Quizá sí tenía razón Thatcher y no existe eso de la sociedad (en parte gracias a ella y sus políticas, es posible que no estuviera hablando de la realidad sino del futuro que ella divisaba, y tenemos que admitir que era una visionaria excepcional). Hay facciones, burbujas, individuos sordos a las razones de los demás. Puede que no se pueda tener el debate. En Catalunya, en España y en ninguna parte. Entonces tendremos que admitir que somos como todo el mundo, los catalanes. Nada menos, ni mejores ni peores. Tan miserables, aturdidos, ensimismados, agobiados, presentistas, egoístas, desorientados como cualquier habitante de este planeta.

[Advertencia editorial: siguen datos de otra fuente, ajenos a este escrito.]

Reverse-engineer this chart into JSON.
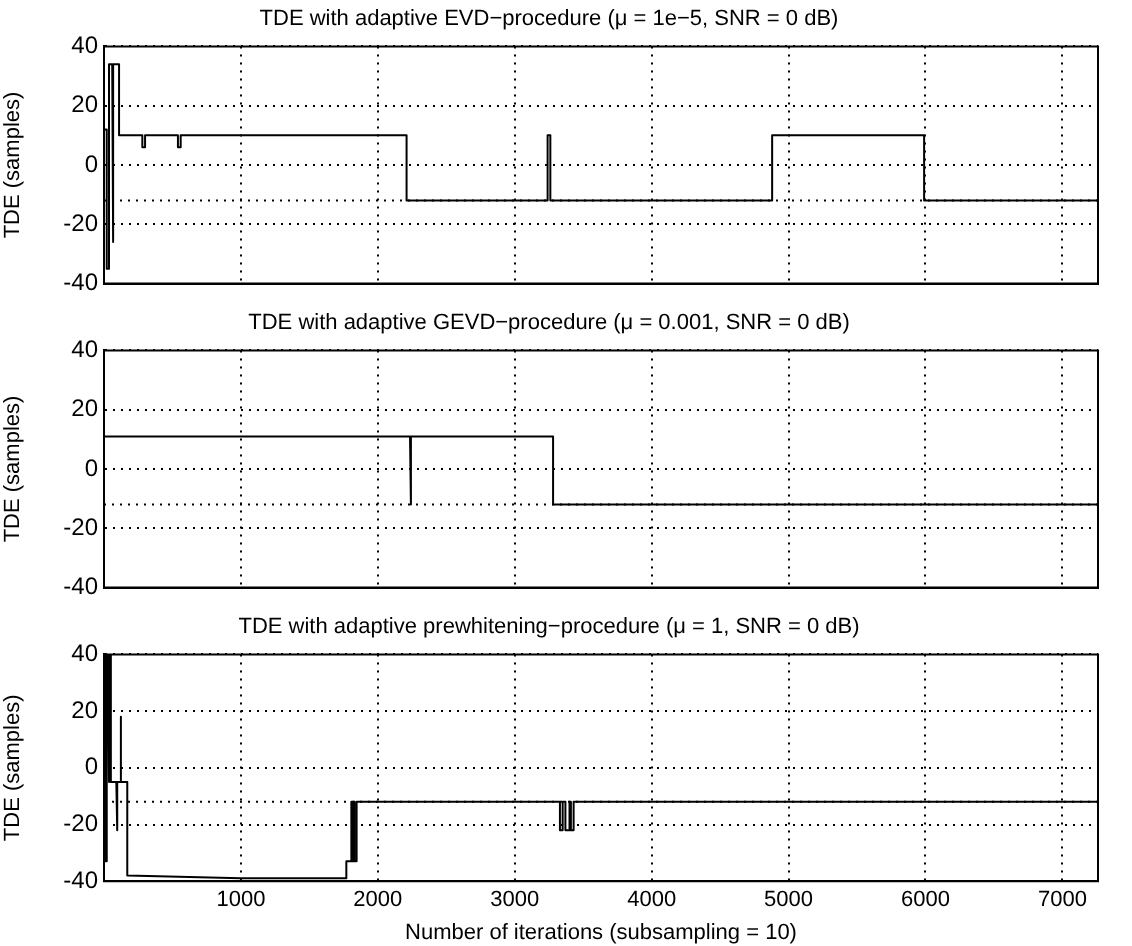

Puede que no se pueda tener el debate. En Catalunya, en España y en ninguna parte. Entonces tendremos que admitir que somos como todo el mundo, los catalanes. Tan miserables, ensimismados, egoístas y desorientados como cualquier habitante de este planeta
Desterrados por intereses que no sabemos a quién favorecen, manipulados y llevados de aquí para allá, enrolados en una especie de fuerza de choque de discursos que no admiten ni crítica ni alternativa, que nos llegan directamente al bolsillo donde guardamos el móvil. Individuos tan necesitados de arraigo, de protección, de cobijo, de coordenadas, en un mundo que no entendemos, que nos supera, que nos tritura y nos escupe, en el que acabamos siendo militantes furibundos de los “nuestros”, sean quienes sean, pero que siempre tienen razón, que siempre son las víctimas de la injusticia, los injuriados, los inocentes, los puros.
¿Es posible, en un mundo como éste, la conversación más allá de la militancia? ¿Es posible la mirada crítica y colectiva sobre nosotros mismos? ¿Es posible mirarnos sin apriorismos? ¿O ya sólo es posible la irreductible defensa de grupo, los “nuestros” frente a los “otros”?